After reading the book, I asked Elliott how it made him feel.  He said it made him sad that people who were different weren't supposed to do things together.

Then we did an art activity.  I happened to come across this activity Celebrating Skin Color with Paint and it was perfect for today.

We started by mixing red and blue to make purple.

Then we mixed in yellow to make it a "skin" color.

He decided it was a little too dark to match our skin color, so we lightened it up with white.  I wasn't too concerned with making it an exact match to our skin color, but I did mix up my own paint in a slightly different shade so I could later show him the subtle differences.

We used a stencil to trace circles for faces...

...but Elliott, being Elliott, wasn't interested in painting inside the lines.  We had four circles total, two in each shade, so when the paint dried we cut them out and I asked him to draw faces on them and glue them to another piece of paper.
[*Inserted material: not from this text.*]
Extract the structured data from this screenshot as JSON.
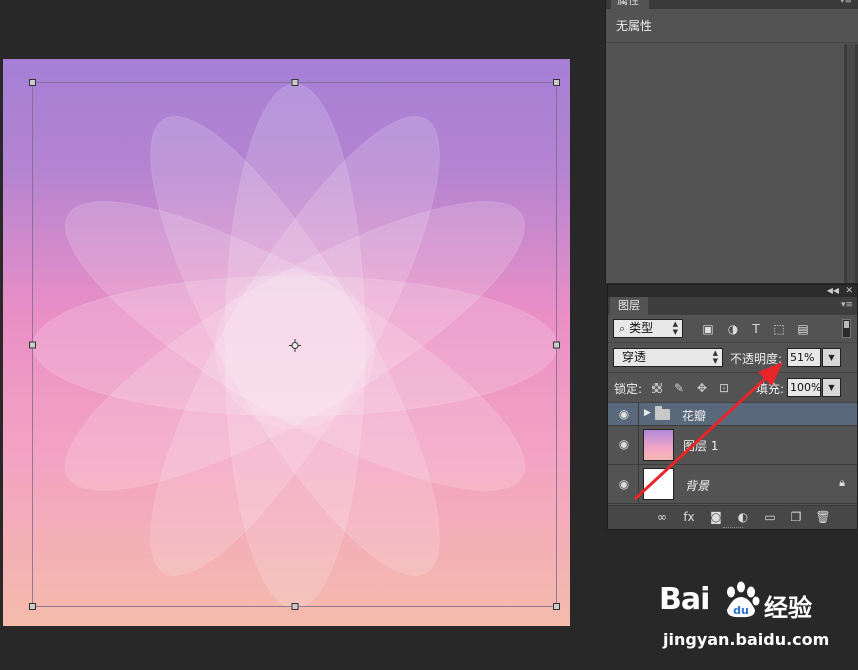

I'm not sure why he glued them on the outer edges of the paper, but we still might go back and make them whole people.
It's hard to see the two different shades in the photo, but we talked about how the skin tones were different even though they started out as the same colors of paint.  We then talked about how our pictures were like real people...we are all created the same on the inside, but we look different on the outside.

I wasn't sure how much he absorbed from the lesson, until I heard him "singing" a song he made up...

"We're different on the outside...but not on the INSIDE!"

Shibley Smiles

Also Linked Up:  Teach me TuesdayAfterschool Blog Hop, Show and Tell, It's Playtime, stART, Link&Learn


  1. Hi there! I'm visiting from Teach Me Tuesday linky party!

    You certainly did fabulous job with this lesson not having it planned or anything. :-) Thanks for sharing!

  2. This is a fabulous MLKJ lesson! We also had an impromptu lesson at our house. ;) Thank you so much for linking up at Teach Me Tuesday--this is perfect!! ;)

  3. Maybe they are all seated around a blue table? I'm a new follower!

  4. I like your lesson. I told Liam that it was MLK day when we were doing our calendar time, but I didn't know what to say beyond that.

  5. This is a very clever lesson. Visiting from Afterschool.

  6. I love this lesson and the book! What a great way to talk about challenging subject. I pinned this post.